Beyond Single Stage Encoder-Decoder Networks: Deep Decoders for Semantic Image Segmentation
This work addresses efficiency and segmentation quality issues in semantic image segmentation, which is crucial for applications like autonomous driving and robotics, though it appears incremental as it builds on existing encoder-decoder methodologies.
The authors tackled the limitations of single encoder-decoder networks for semantic image segmentation by proposing a new architecture with a decoder using shallow networks, novel skip connections, and a class re-balancing weight function, achieving state-of-the-art results on CamVid, Gatech, and Freiburg Forest datasets.

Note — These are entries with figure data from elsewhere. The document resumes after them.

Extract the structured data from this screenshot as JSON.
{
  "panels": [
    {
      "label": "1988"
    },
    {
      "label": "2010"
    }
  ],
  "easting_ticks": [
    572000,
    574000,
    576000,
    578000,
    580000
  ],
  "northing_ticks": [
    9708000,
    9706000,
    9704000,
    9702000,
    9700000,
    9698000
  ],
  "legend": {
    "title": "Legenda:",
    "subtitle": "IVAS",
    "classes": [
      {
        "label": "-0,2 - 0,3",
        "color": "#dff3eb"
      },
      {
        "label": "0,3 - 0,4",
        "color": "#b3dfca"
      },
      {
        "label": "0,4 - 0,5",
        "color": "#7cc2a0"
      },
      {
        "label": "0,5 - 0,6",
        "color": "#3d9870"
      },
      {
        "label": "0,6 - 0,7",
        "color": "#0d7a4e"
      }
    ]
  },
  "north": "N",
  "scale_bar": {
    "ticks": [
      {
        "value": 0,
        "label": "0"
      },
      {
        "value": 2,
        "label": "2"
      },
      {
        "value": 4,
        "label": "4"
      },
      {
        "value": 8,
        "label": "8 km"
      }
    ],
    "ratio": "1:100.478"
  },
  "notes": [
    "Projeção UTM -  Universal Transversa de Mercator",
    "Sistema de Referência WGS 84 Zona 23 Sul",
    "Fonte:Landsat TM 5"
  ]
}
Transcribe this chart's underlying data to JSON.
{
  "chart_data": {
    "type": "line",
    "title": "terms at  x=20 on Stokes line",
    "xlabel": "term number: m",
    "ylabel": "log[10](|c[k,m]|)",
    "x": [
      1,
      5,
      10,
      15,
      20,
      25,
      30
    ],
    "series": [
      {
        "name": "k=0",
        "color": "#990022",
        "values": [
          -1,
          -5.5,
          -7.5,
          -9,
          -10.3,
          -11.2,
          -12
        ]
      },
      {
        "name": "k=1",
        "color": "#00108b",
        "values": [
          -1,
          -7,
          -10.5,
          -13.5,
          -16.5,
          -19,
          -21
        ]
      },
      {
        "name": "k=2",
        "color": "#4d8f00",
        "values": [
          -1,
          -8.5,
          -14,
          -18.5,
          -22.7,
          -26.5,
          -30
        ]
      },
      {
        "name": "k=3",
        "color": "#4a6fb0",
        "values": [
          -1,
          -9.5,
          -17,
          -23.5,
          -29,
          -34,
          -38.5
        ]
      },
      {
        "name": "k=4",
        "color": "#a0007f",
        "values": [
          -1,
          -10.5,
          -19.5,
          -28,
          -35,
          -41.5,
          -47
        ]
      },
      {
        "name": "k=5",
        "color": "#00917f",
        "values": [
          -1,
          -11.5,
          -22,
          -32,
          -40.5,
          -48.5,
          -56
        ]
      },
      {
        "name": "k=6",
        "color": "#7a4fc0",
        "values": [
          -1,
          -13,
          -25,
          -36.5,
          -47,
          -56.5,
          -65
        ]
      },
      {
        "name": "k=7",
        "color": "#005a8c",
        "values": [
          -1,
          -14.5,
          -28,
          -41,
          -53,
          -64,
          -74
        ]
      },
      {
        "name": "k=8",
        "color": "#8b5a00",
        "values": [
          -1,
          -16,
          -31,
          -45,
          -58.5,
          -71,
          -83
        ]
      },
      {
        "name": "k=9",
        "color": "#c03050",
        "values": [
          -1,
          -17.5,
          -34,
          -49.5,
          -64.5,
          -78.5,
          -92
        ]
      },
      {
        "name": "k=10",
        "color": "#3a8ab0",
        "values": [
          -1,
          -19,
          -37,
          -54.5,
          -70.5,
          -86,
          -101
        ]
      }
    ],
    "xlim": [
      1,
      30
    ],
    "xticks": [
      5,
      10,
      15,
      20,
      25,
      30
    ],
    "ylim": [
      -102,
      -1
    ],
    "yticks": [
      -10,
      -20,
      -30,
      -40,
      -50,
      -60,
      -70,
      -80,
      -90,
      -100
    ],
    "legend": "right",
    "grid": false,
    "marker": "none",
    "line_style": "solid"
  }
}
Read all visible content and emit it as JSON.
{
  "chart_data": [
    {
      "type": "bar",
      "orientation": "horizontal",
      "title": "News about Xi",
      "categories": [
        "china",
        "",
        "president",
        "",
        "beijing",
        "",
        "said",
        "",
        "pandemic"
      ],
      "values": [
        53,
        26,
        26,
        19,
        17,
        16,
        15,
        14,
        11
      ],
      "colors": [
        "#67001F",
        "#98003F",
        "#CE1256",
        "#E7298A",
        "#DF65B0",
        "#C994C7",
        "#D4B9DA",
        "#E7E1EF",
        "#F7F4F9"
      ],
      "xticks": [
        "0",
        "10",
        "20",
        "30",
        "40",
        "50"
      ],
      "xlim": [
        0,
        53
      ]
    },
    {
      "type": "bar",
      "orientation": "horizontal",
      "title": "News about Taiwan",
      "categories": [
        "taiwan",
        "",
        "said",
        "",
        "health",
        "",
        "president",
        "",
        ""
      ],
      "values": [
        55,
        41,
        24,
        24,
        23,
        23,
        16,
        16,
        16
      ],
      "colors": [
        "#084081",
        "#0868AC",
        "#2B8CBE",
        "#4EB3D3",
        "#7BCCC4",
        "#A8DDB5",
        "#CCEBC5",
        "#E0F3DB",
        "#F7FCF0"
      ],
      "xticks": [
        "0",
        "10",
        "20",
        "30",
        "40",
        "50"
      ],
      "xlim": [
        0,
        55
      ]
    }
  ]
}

Single encoder-decoder methodologies for semantic segmentation are reaching their peak in terms of segmentation quality and efficiency per number of layers. To address these limitations, we propose a new architecture based on a decoder which uses a set of shallow networks for capturing more information content. The new decoder has a new topology of skip connections, namely backward and stacked residual connections. In order to further improve the architecture we introduce a weight function which aims to re-balance classes to increase the attention of the networks to under-represented objects. We carried out an extensive set of experiments that yielded state-of-the-art results for the CamVid, Gatech and Freiburg Forest datasets. Moreover, to further prove the effectiveness of our decoder, we conducted a set of experiments studying the impact of our decoder to state-of-the-art segmentation techniques. Additionally, we present a set of experiments augmenting semantic segmentation with optical flow information, showing that motion clues can boost pure image based semantic segmentation approaches.